Birmanie: l'OCI appelle à sauver la minorité Rohingya d'un "génocide"

A l'occasion de la visite historique que doit effectuer lundi le président américain Barack Obama à Rangoun, "nous attendons des Etats-Unis qu'ils portent un message fort au gouvernement de Birmanie pour qu'il protège cette minorité", a déclaré Mahamoud Ali Youssouf, ministre djiboutien des Affaires étrangères et président en exercice de l'OCI.

Rangoun avait refusé mi-octobre l'ouverture d'une représentation de l'OCI en Birmanie, où des violences entre bouddhistes de l'ethnie rakhine et Rohingyas ont fait au moins 180 morts et 110.000 déplacés, principalement des musulmans, depuis juin dans l'ouest du pays.

"Ce qui se passe là-bas est un génocide", a estimé M. Ali Youssouf, s'exprimant lors d'une conférence de presse à l'issue d'une réunion des chefs de la diplomatie des pays membres de l'OCI à Djibouti.

"Nous pensons que les Etats-Unis et les autres membres permanents du Conseil de sécurité de l'ONU (...) devraient agir rapidement pour sauver cette minorité, soumise à une politique oppressive et à un génocide", a-t-il ajouté.

Les récentes violences communautaires et la situation des Rohingyas, des apatrides qui souffrent en Birmanie de diverses persécutions depuis des décennies, seront au menu de la visite du président Obama en Birmanie, avait assuré mercredi la secrétaire d'Etat américaine Hillary Clinton.

La Turquie appelle à faire cesser "le nettoyage ethnique"

"Il va de soi que nous attendons des autorités birmanes qu'elles garantissent la sécurité et la protection de toutes les populations de la région et agissent promptement à la fois pour mettre fin aux violences et pour enquêter et traduire les responsables en justice", avait-elle déclaré.

Le secrétaire général de l'OCI, le turc Ekmeleddin Ihsanoglu, a lui aussi appelé la communauté internationale à agir pour faire cesser "le nettoyage ethnique" de cette minorité.

Le dernier sommet de l'OCI, réuni en août à la Mecque (Arabie Saoudite), avait décidé de saisir l'Assemblée générale de l'ONU de ce dossier.

Parlant un dialecte similaire à celui parlé au Bangladesh, les quelque 800.000 Rohingyas de Birmanie ne sont pas reconnus comme citoyens birmans par le gouvernement et sont considérés par la plupart des Birmans comme des immigrants illégaux.

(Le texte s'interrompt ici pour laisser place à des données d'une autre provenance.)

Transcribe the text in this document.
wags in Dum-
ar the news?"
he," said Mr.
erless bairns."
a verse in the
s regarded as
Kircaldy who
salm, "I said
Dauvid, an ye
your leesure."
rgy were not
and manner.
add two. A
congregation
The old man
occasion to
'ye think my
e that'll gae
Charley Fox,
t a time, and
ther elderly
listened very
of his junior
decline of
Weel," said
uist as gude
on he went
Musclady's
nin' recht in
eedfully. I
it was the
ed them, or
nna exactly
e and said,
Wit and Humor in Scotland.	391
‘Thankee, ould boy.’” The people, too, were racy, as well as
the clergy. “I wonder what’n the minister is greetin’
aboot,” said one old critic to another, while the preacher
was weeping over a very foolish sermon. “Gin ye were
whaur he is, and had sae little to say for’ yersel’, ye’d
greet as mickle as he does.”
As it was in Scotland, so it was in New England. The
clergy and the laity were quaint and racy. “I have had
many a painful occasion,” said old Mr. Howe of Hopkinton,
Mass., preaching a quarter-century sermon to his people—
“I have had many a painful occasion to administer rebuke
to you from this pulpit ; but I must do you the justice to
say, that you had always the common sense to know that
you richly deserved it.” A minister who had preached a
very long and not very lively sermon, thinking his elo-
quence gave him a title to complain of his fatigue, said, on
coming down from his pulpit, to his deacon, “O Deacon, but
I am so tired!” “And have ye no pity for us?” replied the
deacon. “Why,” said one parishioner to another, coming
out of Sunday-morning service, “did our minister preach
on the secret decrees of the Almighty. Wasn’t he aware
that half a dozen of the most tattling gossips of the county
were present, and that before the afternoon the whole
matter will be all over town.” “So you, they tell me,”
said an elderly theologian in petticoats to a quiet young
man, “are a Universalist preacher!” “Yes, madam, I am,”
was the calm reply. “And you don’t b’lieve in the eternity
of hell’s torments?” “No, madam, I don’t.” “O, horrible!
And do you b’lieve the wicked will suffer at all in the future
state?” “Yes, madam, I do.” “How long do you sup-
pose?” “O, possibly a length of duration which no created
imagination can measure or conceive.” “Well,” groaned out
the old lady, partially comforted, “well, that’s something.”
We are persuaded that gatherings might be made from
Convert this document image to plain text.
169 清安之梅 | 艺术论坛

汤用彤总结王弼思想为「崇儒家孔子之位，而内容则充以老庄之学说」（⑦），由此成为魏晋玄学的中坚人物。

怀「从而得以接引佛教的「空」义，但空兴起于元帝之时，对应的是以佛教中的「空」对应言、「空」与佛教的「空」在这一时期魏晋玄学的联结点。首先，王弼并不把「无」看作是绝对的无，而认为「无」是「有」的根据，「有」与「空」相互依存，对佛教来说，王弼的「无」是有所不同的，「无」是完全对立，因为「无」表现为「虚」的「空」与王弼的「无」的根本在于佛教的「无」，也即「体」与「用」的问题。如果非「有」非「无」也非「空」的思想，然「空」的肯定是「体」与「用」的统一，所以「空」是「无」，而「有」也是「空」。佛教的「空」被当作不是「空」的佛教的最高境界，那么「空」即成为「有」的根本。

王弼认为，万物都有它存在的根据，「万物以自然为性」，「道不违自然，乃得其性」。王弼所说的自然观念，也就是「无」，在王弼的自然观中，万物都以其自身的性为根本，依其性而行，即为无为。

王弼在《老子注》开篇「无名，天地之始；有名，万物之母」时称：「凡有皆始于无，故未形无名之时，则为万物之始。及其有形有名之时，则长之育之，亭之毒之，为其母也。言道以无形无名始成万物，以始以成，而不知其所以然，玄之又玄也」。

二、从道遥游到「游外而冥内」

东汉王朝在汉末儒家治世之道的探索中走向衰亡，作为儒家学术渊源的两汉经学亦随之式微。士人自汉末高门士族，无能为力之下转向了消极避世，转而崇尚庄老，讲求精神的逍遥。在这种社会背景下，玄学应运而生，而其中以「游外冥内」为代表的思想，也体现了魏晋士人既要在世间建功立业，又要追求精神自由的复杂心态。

Cet ostracisme alimente un racisme quasi-unanime à leur encontre et le dossier est devenu extrêmement sensible dans la société birmane.

Dans un discours paru samedi dans le quotidien New Light of Myanmar, le chef de l'Etat birman Thein Sein a toutefois estimé que la Birmanie devait mettre fin aux violences communautaires dans l'ouest et s'attaquer aux causes profondes du problème sous peine de "perdre la face" aux yeux de la communauté internationale.

Selon Martin Nesirky, porte-parole de l'ONU à New York, il s'est engagé dans un courrier adressé au secrétaire-général de l'ONU Ban Ki-moon à un règlement en profondeur du dossier.

Les ministres des Affaires étrangères de l'OCI ont également adopté plusieurs résolutions sur les situations en Syrie, au Mali et à Gaza, notamment, mais les textes de ces résolutions n'étaient pas immédiatement disponibles.